What Are Fair Market Rents?
Fair Market Rents are HUD's estimates of the 40th percentile of gross rents for standard quality units in a given area. The 40th percentile is specifically chosen to reflect rents that are affordable to households with lower incomes while being achievable in the private rental market. Gross rent includes both contract rent and tenant-paid utilities (excluding telephone and internet), providing a total housing cost figure.

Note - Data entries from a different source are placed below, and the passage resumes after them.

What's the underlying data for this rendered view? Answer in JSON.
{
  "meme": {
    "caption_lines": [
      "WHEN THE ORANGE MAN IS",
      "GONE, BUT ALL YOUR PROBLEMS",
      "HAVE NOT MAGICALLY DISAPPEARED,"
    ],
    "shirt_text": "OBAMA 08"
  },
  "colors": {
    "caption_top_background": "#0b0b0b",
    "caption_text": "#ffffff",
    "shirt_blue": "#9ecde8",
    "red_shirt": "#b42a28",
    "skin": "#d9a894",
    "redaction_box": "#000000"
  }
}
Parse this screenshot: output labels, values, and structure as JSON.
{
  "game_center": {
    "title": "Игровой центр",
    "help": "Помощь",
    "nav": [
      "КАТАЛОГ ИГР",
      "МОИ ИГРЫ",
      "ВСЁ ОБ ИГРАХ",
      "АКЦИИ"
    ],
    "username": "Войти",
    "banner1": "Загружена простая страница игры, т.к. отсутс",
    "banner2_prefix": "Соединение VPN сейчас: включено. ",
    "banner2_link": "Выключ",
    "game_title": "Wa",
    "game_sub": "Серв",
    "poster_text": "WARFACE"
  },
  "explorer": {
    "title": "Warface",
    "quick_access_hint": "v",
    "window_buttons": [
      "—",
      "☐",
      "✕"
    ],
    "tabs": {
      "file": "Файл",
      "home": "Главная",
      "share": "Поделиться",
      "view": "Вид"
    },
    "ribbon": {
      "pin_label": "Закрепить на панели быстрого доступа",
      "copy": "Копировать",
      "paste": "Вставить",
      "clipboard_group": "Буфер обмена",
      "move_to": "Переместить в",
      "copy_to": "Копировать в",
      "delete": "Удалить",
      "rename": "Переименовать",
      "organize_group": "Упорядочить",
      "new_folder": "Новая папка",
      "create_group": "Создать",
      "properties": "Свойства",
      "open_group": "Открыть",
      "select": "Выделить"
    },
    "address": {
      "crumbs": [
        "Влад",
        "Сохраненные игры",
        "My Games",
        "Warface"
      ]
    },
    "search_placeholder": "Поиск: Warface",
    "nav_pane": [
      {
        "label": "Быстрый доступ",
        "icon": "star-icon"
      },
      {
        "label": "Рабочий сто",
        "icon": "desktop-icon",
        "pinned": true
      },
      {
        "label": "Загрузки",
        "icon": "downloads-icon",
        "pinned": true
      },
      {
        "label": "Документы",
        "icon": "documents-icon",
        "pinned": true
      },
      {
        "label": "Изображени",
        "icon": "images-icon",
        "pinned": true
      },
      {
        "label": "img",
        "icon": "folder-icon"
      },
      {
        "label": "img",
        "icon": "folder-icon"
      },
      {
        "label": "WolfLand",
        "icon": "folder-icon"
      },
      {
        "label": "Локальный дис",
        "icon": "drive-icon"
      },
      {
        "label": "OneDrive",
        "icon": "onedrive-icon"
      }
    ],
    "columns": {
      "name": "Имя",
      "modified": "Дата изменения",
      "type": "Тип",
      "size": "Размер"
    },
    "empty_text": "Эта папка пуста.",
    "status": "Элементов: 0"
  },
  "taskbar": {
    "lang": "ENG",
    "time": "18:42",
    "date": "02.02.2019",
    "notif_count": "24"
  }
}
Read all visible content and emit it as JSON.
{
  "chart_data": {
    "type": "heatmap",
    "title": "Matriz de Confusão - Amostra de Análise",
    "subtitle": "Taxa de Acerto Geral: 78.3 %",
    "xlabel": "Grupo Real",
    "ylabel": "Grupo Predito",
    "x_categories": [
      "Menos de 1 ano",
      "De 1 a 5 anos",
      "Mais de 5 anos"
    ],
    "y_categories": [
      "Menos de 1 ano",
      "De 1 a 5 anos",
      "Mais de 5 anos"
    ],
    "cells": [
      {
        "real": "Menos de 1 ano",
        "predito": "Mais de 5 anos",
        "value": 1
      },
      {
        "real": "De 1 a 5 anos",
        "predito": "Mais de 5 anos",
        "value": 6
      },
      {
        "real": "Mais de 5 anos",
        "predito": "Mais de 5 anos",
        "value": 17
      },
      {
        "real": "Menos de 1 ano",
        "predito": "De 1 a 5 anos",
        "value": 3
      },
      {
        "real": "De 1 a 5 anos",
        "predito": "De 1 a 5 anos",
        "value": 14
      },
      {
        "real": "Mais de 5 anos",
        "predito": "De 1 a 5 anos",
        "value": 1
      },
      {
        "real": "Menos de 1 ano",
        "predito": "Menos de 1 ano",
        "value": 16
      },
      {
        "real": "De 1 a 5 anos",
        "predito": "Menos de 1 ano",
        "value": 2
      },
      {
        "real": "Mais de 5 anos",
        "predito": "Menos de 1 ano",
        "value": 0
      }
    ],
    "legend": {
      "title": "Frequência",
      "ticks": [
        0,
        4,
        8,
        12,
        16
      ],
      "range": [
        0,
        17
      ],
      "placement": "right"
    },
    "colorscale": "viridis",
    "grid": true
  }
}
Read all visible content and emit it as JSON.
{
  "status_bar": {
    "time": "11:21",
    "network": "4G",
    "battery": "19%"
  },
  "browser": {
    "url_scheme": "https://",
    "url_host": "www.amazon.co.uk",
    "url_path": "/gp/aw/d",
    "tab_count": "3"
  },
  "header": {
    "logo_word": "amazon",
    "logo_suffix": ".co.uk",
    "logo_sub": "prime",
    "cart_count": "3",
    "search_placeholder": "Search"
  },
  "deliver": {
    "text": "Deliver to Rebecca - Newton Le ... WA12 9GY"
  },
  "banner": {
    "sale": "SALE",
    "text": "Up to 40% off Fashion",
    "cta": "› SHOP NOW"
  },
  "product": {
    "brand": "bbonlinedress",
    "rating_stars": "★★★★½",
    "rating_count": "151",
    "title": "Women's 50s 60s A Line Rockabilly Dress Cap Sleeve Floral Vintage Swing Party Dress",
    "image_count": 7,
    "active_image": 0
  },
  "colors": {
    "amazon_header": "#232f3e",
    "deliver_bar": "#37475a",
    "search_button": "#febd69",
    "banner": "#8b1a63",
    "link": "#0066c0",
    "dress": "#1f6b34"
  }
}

FMRs are used to determine payment standards for the Housing Choice Voucher program (Section 8), rent ceilings for HOME and Emergency Solutions Grants, and maximum rents for Continuum of Care programs. Because FMRs directly affect federal housing policy, they are calculated using rigorous statistical methodology and are subject to public comment before finalization.
Coverage
PlainRent covers over 3,100 counties and 400+ metropolitan areas across all 50 states and the District of Columbia. FMR data includes studio, 1-bedroom, 2-bedroom, 3-bedroom, and 4-bedroom unit sizes for each geographic area.
Processing Pipeline
We load HUD's annual FMR schedules into a searchable database organized by county and metropolitan area. Our pipeline:
- Downloads annual FMR files from HUD's FMR documentation system for multiple years
- Normalizes county and metro area identifiers across years
- Computes year-over-year percentage changes where prior-year data is available
- Generates state-level summaries aggregating county FMR data to show median rents and affordability indicators
- Adds household-income context from the Census Bureau's American Community Survey (table B19013) so each area's rent can be compared against what local incomes can afford
Data Collection Method
HUD calculates Fair Market Rents primarily from American Community Survey (ACS) rental data collected by the U.S. Census Bureau, supplemented by local area random digit dialing surveys and BLS CPI rent trend adjustments. The 40th percentile is selected to reflect rents that are affordable to lower-income households while remaining achievable in the private market. HUD applies a gross rent concept that includes contract rent plus tenant-paid utilities (excluding telephone), providing a total cost-of-housing figure. Each year, HUD publishes preliminary FMRs for public comment, then finalizes them before the start of the federal fiscal year (October 1).
Update Schedule
HUD publishes final FMRs annually in the fall for the upcoming federal fiscal year. We update our database when new FMR schedules are released. Multi-year data allows year-over-year trend analysis showing which markets are experiencing the fastest rent growth. Between annual releases, actual market rents may shift significantly, particularly in high-growth or high-volatility markets.
Limitations
- FMRs represent the 40th percentile of gross rents in the HUD-surveyed dataset, not current market listing prices. In rapidly appreciating markets, FMRs may lag actual rental prices by 12-24 months.
- FMRs cover standard quality units and may not reflect luxury or substandard housing market segments.
- Geographic boundaries use HUD's FMR areas, which may differ from Census-defined counties in some areas.
- HUD publishes FMRs annually in the fall for the following federal fiscal year. Data is updated once per year.
- Household-income context comes from the most recent American Community Survey 5-year estimates (table B19013), whose reference period may not align exactly with the FMR year, so income-to-afford comparisons are directional rather than point-in-time.
Not Affiliated
PlainRent is not affiliated with HUD, the Census Bureau, or any government agency. This site is for informational purposes only and does not constitute housing or financial advice.